First, however, it’s important to note what Windows 7 isn’t. Windows 7 will not contain anything like the kind of far-reaching architectural modifications that Microsoft made with Windows Vista. Vista brought a new display layer and vastly improved security, but that came at a cost: a significant number of (badly-written) applications had difficulty running on Vista. Applications expecting to run with Administrator access were still widespread when Vista was released, and though many software vendors do a great job, there are still those that haven’t updated or fixed their software. Similarly, at its launch many hardware vendors did not have drivers that worked with the new sound or video subsystems, leaving many users frustrated.
While windows 7 doesn’t undo these architectural changes—they were essential for the long-term health of the platform—it equally hasn’t made any more. Any hardware or software that works with Windows Vista should also work correctly with Windows 7, so unlike the transition from XP to Vista, the transition from Vista to 7 won’t show any regressions; nothing that used to work will stop working.
Which should do a lot to ease concerns about whether or not one should upgrade if you’re already running Vista.

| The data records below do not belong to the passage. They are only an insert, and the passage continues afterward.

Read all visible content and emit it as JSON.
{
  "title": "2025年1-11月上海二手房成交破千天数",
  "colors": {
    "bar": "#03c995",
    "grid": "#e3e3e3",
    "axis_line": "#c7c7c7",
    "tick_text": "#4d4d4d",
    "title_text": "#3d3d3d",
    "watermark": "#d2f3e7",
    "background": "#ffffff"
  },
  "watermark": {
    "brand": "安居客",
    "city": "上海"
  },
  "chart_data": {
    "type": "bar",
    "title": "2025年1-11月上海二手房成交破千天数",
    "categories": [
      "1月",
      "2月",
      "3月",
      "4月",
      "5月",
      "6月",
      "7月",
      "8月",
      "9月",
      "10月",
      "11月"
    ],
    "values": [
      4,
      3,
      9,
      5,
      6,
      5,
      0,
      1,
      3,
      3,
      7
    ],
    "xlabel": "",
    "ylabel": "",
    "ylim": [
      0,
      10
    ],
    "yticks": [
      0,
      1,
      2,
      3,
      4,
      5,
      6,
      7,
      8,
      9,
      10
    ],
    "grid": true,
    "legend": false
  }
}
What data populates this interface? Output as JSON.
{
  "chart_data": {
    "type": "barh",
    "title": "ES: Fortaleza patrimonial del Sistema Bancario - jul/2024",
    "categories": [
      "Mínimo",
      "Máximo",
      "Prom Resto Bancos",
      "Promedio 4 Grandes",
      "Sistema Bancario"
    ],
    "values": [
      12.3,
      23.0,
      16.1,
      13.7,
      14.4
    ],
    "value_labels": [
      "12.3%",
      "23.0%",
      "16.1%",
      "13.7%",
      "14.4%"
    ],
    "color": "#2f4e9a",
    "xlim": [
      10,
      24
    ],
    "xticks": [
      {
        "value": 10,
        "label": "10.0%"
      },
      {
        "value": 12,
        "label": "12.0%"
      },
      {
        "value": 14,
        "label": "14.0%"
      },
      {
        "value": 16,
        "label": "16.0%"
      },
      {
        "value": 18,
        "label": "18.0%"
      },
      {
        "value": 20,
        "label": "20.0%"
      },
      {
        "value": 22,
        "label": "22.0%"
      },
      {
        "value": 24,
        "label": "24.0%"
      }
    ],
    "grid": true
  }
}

So what is changing? The user experience itself:
The biggest visible result of all this is the taskbar. The taskbar in Windows 7 is worlds apart from the taskbar we’ve known and loved ever since the days of Chicago.

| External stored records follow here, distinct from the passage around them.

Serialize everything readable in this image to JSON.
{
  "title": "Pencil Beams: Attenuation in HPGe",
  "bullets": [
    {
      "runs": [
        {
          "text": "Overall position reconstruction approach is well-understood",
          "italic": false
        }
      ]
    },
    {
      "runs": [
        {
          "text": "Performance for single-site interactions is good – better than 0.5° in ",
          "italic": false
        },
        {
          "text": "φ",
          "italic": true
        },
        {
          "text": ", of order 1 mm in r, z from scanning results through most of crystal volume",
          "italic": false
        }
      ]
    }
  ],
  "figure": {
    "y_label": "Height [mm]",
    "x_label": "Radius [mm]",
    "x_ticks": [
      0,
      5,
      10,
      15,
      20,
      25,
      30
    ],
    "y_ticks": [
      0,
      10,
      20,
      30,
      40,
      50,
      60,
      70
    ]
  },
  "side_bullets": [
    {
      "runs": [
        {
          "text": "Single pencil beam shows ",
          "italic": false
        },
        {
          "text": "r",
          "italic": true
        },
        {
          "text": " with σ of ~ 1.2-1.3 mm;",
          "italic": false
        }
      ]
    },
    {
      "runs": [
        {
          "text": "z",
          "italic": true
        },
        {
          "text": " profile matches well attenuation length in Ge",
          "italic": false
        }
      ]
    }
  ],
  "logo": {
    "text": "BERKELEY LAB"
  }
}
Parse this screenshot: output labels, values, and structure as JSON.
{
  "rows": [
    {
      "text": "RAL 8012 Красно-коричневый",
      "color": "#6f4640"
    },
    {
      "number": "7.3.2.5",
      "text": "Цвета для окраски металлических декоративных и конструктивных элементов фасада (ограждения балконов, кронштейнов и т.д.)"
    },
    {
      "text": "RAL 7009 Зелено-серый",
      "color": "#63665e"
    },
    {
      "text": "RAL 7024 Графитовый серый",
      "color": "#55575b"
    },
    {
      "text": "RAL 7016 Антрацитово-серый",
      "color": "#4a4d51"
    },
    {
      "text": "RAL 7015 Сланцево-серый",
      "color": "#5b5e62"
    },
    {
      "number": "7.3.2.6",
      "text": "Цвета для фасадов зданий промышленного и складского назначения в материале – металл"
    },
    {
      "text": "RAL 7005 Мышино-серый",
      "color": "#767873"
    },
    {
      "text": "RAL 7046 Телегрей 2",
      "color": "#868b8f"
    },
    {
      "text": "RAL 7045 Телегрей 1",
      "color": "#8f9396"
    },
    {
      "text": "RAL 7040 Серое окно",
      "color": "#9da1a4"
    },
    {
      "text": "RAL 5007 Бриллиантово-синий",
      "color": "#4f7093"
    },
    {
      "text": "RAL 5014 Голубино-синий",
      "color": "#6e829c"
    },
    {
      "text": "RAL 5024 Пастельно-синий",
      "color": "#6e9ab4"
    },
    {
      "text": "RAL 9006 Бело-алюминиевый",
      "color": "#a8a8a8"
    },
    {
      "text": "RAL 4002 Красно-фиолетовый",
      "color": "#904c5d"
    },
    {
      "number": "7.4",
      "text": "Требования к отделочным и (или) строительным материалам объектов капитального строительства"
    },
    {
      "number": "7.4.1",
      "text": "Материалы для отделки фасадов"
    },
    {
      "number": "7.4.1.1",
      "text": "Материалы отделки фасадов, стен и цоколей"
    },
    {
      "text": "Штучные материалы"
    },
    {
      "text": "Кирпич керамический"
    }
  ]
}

Text descriptions on the buttons are gone, in favor of big icons. The icons can—finally—be rearranged; no longer will restarting an application put all your taskbar icons in the wrong order. The navigation between windows is now two-level; mousing over an icon shows a set of window thumbnails, and clicking the thumbnail switches windows.

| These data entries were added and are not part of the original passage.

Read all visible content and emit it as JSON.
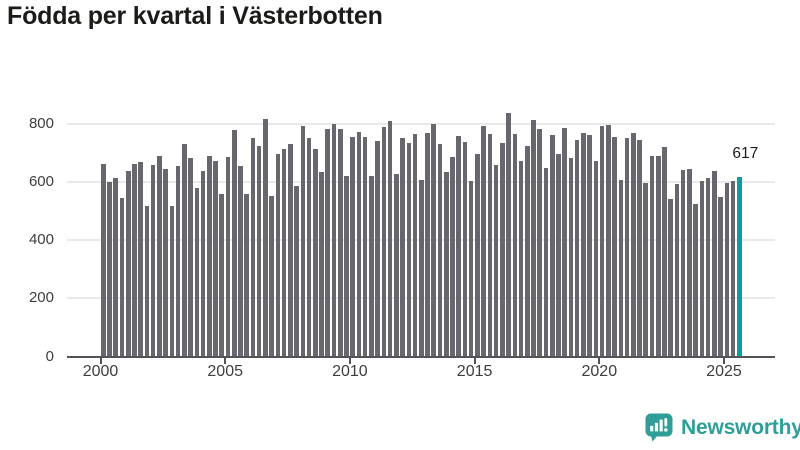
{
  "title": "Födda per kvartal i Västerbotten",
  "colors": {
    "bar": "#68676d",
    "highlight": "#0d9b9b",
    "grid": "#e9e9e9",
    "axis": "#55535a",
    "title_text": "#1b1b19",
    "tick_text": "#3d3d3d",
    "brand": "#2f9d98"
  },
  "chart_data": {
    "type": "bar",
    "title": "Födda per kvartal i Västerbotten",
    "start_period": "2000 Q1",
    "end_period": "2025 Q3",
    "periodicity": "quarterly",
    "values": [
      661,
      599,
      614,
      545,
      636,
      662,
      667,
      517,
      659,
      689,
      644,
      516,
      655,
      731,
      680,
      579,
      638,
      689,
      670,
      559,
      686,
      777,
      655,
      559,
      751,
      723,
      817,
      550,
      695,
      712,
      731,
      584,
      791,
      749,
      712,
      635,
      782,
      797,
      780,
      619,
      755,
      772,
      755,
      621,
      740,
      789,
      810,
      625,
      750,
      734,
      763,
      607,
      766,
      799,
      729,
      633,
      686,
      756,
      738,
      604,
      695,
      791,
      765,
      656,
      734,
      836,
      765,
      670,
      723,
      812,
      780,
      647,
      760,
      695,
      785,
      681,
      743,
      769,
      760,
      670,
      791,
      794,
      755,
      607,
      750,
      769,
      742,
      595,
      689,
      690,
      718,
      542,
      593,
      641,
      644,
      525,
      602,
      614,
      638,
      548,
      595,
      602,
      617
    ],
    "highlight_index": 102,
    "highlight_label": "617",
    "xticks": [
      2000,
      2005,
      2010,
      2015,
      2020,
      2025
    ],
    "yticks": [
      0,
      200,
      400,
      600,
      800
    ],
    "ylim": [
      0,
      868
    ],
    "grid": "horizontal",
    "legend": false
  },
  "brand": {
    "name": "Newsworthy",
    "icon": "newsworthy-speech-bubble-chart-icon"
  }
}
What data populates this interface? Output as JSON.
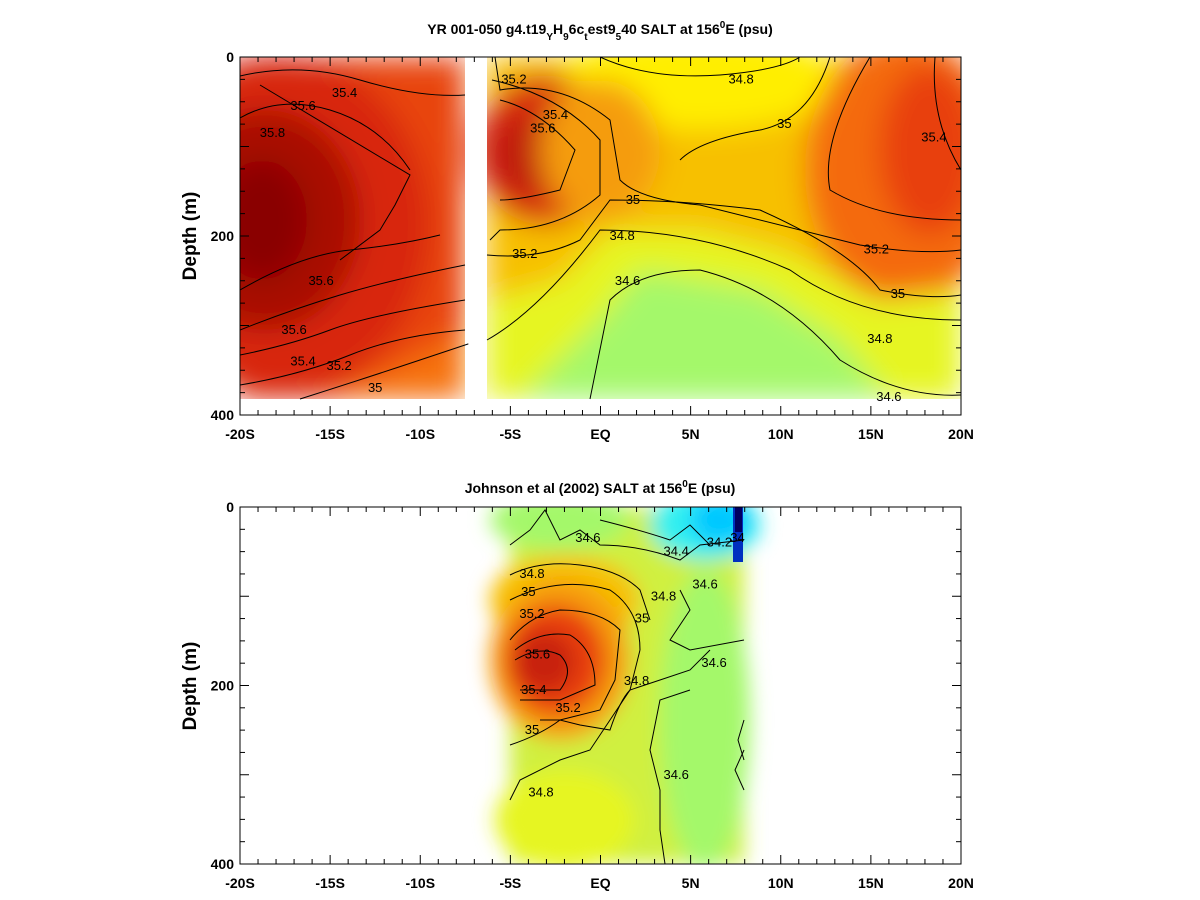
{
  "chart_data": [
    {
      "type": "heatmap",
      "title_parts": [
        "YR 001-050 g4.t19",
        "Y",
        "H",
        "9",
        "6c",
        "t",
        "est9",
        "5",
        "40 SALT at 156",
        "0",
        "E (psu)"
      ],
      "ylabel": "Depth (m)",
      "xlim": [
        -20,
        20
      ],
      "ylim": [
        400,
        0
      ],
      "xticks": [
        {
          "value": -20,
          "label": "-20S"
        },
        {
          "value": -15,
          "label": "-15S"
        },
        {
          "value": -10,
          "label": "-10S"
        },
        {
          "value": -5,
          "label": "-5S"
        },
        {
          "value": 0,
          "label": "EQ"
        },
        {
          "value": 5,
          "label": "5N"
        },
        {
          "value": 10,
          "label": "10N"
        },
        {
          "value": 15,
          "label": "15N"
        },
        {
          "value": 20,
          "label": "20N"
        }
      ],
      "yticks": [
        {
          "value": 0,
          "label": "0"
        },
        {
          "value": 200,
          "label": "200"
        },
        {
          "value": 400,
          "label": "400"
        }
      ],
      "data_extent": {
        "depth_max": 383,
        "gap_lat": [
          -7.3,
          -6.2
        ]
      },
      "contour_labels": [
        {
          "text": "35.4",
          "lat": -14.2,
          "depth": 40
        },
        {
          "text": "35.6",
          "lat": -16.5,
          "depth": 55
        },
        {
          "text": "35.8",
          "lat": -18.2,
          "depth": 85
        },
        {
          "text": "35.6",
          "lat": -15.5,
          "depth": 250
        },
        {
          "text": "35.6",
          "lat": -17.0,
          "depth": 305
        },
        {
          "text": "35.4",
          "lat": -16.5,
          "depth": 340
        },
        {
          "text": "35.2",
          "lat": -14.5,
          "depth": 345
        },
        {
          "text": "35",
          "lat": -12.5,
          "depth": 370
        },
        {
          "text": "35.2",
          "lat": -4.8,
          "depth": 25
        },
        {
          "text": "35.4",
          "lat": -2.5,
          "depth": 65
        },
        {
          "text": "35.6",
          "lat": -3.2,
          "depth": 80
        },
        {
          "text": "34.8",
          "lat": 7.8,
          "depth": 25
        },
        {
          "text": "35",
          "lat": 10.2,
          "depth": 75
        },
        {
          "text": "35.4",
          "lat": 18.5,
          "depth": 90
        },
        {
          "text": "35",
          "lat": 1.8,
          "depth": 160
        },
        {
          "text": "34.8",
          "lat": 1.2,
          "depth": 200
        },
        {
          "text": "35.2",
          "lat": -4.2,
          "depth": 220
        },
        {
          "text": "34.6",
          "lat": 1.5,
          "depth": 250
        },
        {
          "text": "35.2",
          "lat": 15.3,
          "depth": 215
        },
        {
          "text": "35",
          "lat": 16.5,
          "depth": 265
        },
        {
          "text": "34.8",
          "lat": 15.5,
          "depth": 315
        },
        {
          "text": "34.6",
          "lat": 16.0,
          "depth": 380
        }
      ],
      "color_fields": [
        {
          "lat": -20,
          "depth": 0,
          "salt": 35.55
        },
        {
          "lat": -15,
          "depth": 0,
          "salt": 35.45
        },
        {
          "lat": -10,
          "depth": 0,
          "salt": 35.5
        },
        {
          "lat": -7.5,
          "depth": 0,
          "salt": 35.45
        },
        {
          "lat": -6,
          "depth": 0,
          "salt": 35.1
        },
        {
          "lat": -3,
          "depth": 0,
          "salt": 35.05
        },
        {
          "lat": 0,
          "depth": 0,
          "salt": 35.0
        },
        {
          "lat": 5,
          "depth": 0,
          "salt": 34.85
        },
        {
          "lat": 8,
          "depth": 0,
          "salt": 34.75
        },
        {
          "lat": 12,
          "depth": 0,
          "salt": 35.0
        },
        {
          "lat": 17,
          "depth": 0,
          "salt": 35.3
        },
        {
          "lat": 20,
          "depth": 0,
          "salt": 35.55
        },
        {
          "lat": -20,
          "depth": 190,
          "salt": 35.9
        },
        {
          "lat": -17,
          "depth": 185,
          "salt": 35.9
        },
        {
          "lat": -12,
          "depth": 150,
          "salt": 35.7
        },
        {
          "lat": -8,
          "depth": 150,
          "salt": 35.55
        },
        {
          "lat": -3.5,
          "depth": 100,
          "salt": 35.65
        },
        {
          "lat": 0,
          "depth": 100,
          "salt": 35.3
        },
        {
          "lat": 5,
          "depth": 100,
          "salt": 35.05
        },
        {
          "lat": 10,
          "depth": 100,
          "salt": 35.05
        },
        {
          "lat": 16,
          "depth": 150,
          "salt": 35.45
        },
        {
          "lat": 20,
          "depth": 150,
          "salt": 35.45
        },
        {
          "lat": -4,
          "depth": 200,
          "salt": 35.25
        },
        {
          "lat": 0,
          "depth": 200,
          "salt": 34.9
        },
        {
          "lat": 5,
          "depth": 200,
          "salt": 35.0
        },
        {
          "lat": 10,
          "depth": 200,
          "salt": 35.1
        },
        {
          "lat": 20,
          "depth": 230,
          "salt": 35.2
        },
        {
          "lat": -20,
          "depth": 380,
          "salt": 35.6
        },
        {
          "lat": -14,
          "depth": 380,
          "salt": 35.15
        },
        {
          "lat": -8,
          "depth": 380,
          "salt": 35.0
        },
        {
          "lat": -5,
          "depth": 380,
          "salt": 34.85
        },
        {
          "lat": 0,
          "depth": 380,
          "salt": 34.65
        },
        {
          "lat": 5,
          "depth": 380,
          "salt": 34.55
        },
        {
          "lat": 10,
          "depth": 380,
          "salt": 34.55
        },
        {
          "lat": 15,
          "depth": 380,
          "salt": 34.65
        },
        {
          "lat": 20,
          "depth": 380,
          "salt": 34.7
        },
        {
          "lat": 3,
          "depth": 300,
          "salt": 34.55
        },
        {
          "lat": 8,
          "depth": 320,
          "salt": 34.52
        }
      ]
    },
    {
      "type": "heatmap",
      "title_parts": [
        "Johnson et al (2002) SALT at 156",
        "0",
        "E (psu)"
      ],
      "ylabel": "Depth (m)",
      "xlim": [
        -20,
        20
      ],
      "ylim": [
        400,
        0
      ],
      "xticks": [
        {
          "value": -20,
          "label": "-20S"
        },
        {
          "value": -15,
          "label": "-15S"
        },
        {
          "value": -10,
          "label": "-10S"
        },
        {
          "value": -5,
          "label": "-5S"
        },
        {
          "value": 0,
          "label": "EQ"
        },
        {
          "value": 5,
          "label": "5N"
        },
        {
          "value": 10,
          "label": "10N"
        },
        {
          "value": 15,
          "label": "15N"
        },
        {
          "value": 20,
          "label": "20N"
        }
      ],
      "yticks": [
        {
          "value": 0,
          "label": "0"
        },
        {
          "value": 200,
          "label": "200"
        },
        {
          "value": 400,
          "label": "400"
        }
      ],
      "data_extent": {
        "lat_min": -5.1,
        "lat_max": 8.0
      },
      "contour_labels": [
        {
          "text": "34.6",
          "lat": -0.7,
          "depth": 35
        },
        {
          "text": "34.4",
          "lat": 4.2,
          "depth": 50
        },
        {
          "text": "34.2",
          "lat": 6.6,
          "depth": 40
        },
        {
          "text": "34",
          "lat": 7.6,
          "depth": 35
        },
        {
          "text": "34.8",
          "lat": -3.8,
          "depth": 75
        },
        {
          "text": "35",
          "lat": -4.0,
          "depth": 95
        },
        {
          "text": "34.6",
          "lat": 5.8,
          "depth": 87
        },
        {
          "text": "34.8",
          "lat": 3.5,
          "depth": 100
        },
        {
          "text": "35.2",
          "lat": -3.8,
          "depth": 120
        },
        {
          "text": "35",
          "lat": 2.3,
          "depth": 125
        },
        {
          "text": "35.6",
          "lat": -3.5,
          "depth": 165
        },
        {
          "text": "34.6",
          "lat": 6.3,
          "depth": 175
        },
        {
          "text": "34.8",
          "lat": 2.0,
          "depth": 195
        },
        {
          "text": "35.4",
          "lat": -3.7,
          "depth": 205
        },
        {
          "text": "35.2",
          "lat": -1.8,
          "depth": 225
        },
        {
          "text": "35",
          "lat": -3.8,
          "depth": 250
        },
        {
          "text": "34.6",
          "lat": 4.2,
          "depth": 300
        },
        {
          "text": "34.8",
          "lat": -3.3,
          "depth": 320
        }
      ],
      "color_fields": [
        {
          "lat": -5,
          "depth": 0,
          "salt": 34.7
        },
        {
          "lat": -2,
          "depth": 0,
          "salt": 34.65
        },
        {
          "lat": 1,
          "depth": 0,
          "salt": 34.55
        },
        {
          "lat": 4,
          "depth": 0,
          "salt": 34.4
        },
        {
          "lat": 6,
          "depth": 0,
          "salt": 34.15
        },
        {
          "lat": 7.5,
          "depth": 0,
          "salt": 33.6
        },
        {
          "lat": 7.8,
          "depth": 40,
          "salt": 33.9
        },
        {
          "lat": 6,
          "depth": 45,
          "salt": 34.35
        },
        {
          "lat": -5,
          "depth": 80,
          "salt": 35.0
        },
        {
          "lat": -2,
          "depth": 80,
          "salt": 35.05
        },
        {
          "lat": 2,
          "depth": 80,
          "salt": 34.75
        },
        {
          "lat": 6,
          "depth": 90,
          "salt": 34.6
        },
        {
          "lat": -5,
          "depth": 170,
          "salt": 35.55
        },
        {
          "lat": -2.5,
          "depth": 165,
          "salt": 35.65
        },
        {
          "lat": 0,
          "depth": 160,
          "salt": 35.2
        },
        {
          "lat": 3,
          "depth": 170,
          "salt": 34.75
        },
        {
          "lat": 7,
          "depth": 170,
          "salt": 34.6
        },
        {
          "lat": -5,
          "depth": 250,
          "salt": 35.05
        },
        {
          "lat": -1,
          "depth": 240,
          "salt": 35.1
        },
        {
          "lat": 2,
          "depth": 250,
          "salt": 34.7
        },
        {
          "lat": 7,
          "depth": 260,
          "salt": 34.6
        },
        {
          "lat": -5,
          "depth": 400,
          "salt": 34.75
        },
        {
          "lat": -1,
          "depth": 400,
          "salt": 34.75
        },
        {
          "lat": 3,
          "depth": 400,
          "salt": 34.62
        },
        {
          "lat": 7.5,
          "depth": 400,
          "salt": 34.6
        }
      ]
    }
  ]
}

Right clicking the icons shows a new UI device that MS calls “Jump Lists”.
[…] Jump lists provide quick access to application features. Applications that use the system API for their Most Recently Used list (the list of recently-used filenames that many apps have in their File menus) will automatically acquire a Jump List containing their most recently used files. There’s also an API to allow applications to add custom entries; Media Player, for example, includes special options to control playback.
That’s just one of many major changes to how the desktop works and, frankly, I think a lot of the changes are going to be very popular. They have several screenshots in the article so it’s worth a read just to see what’s changing. The ability to “peek” at windows and the desktop is very cool and I can already see it being useful when I blog.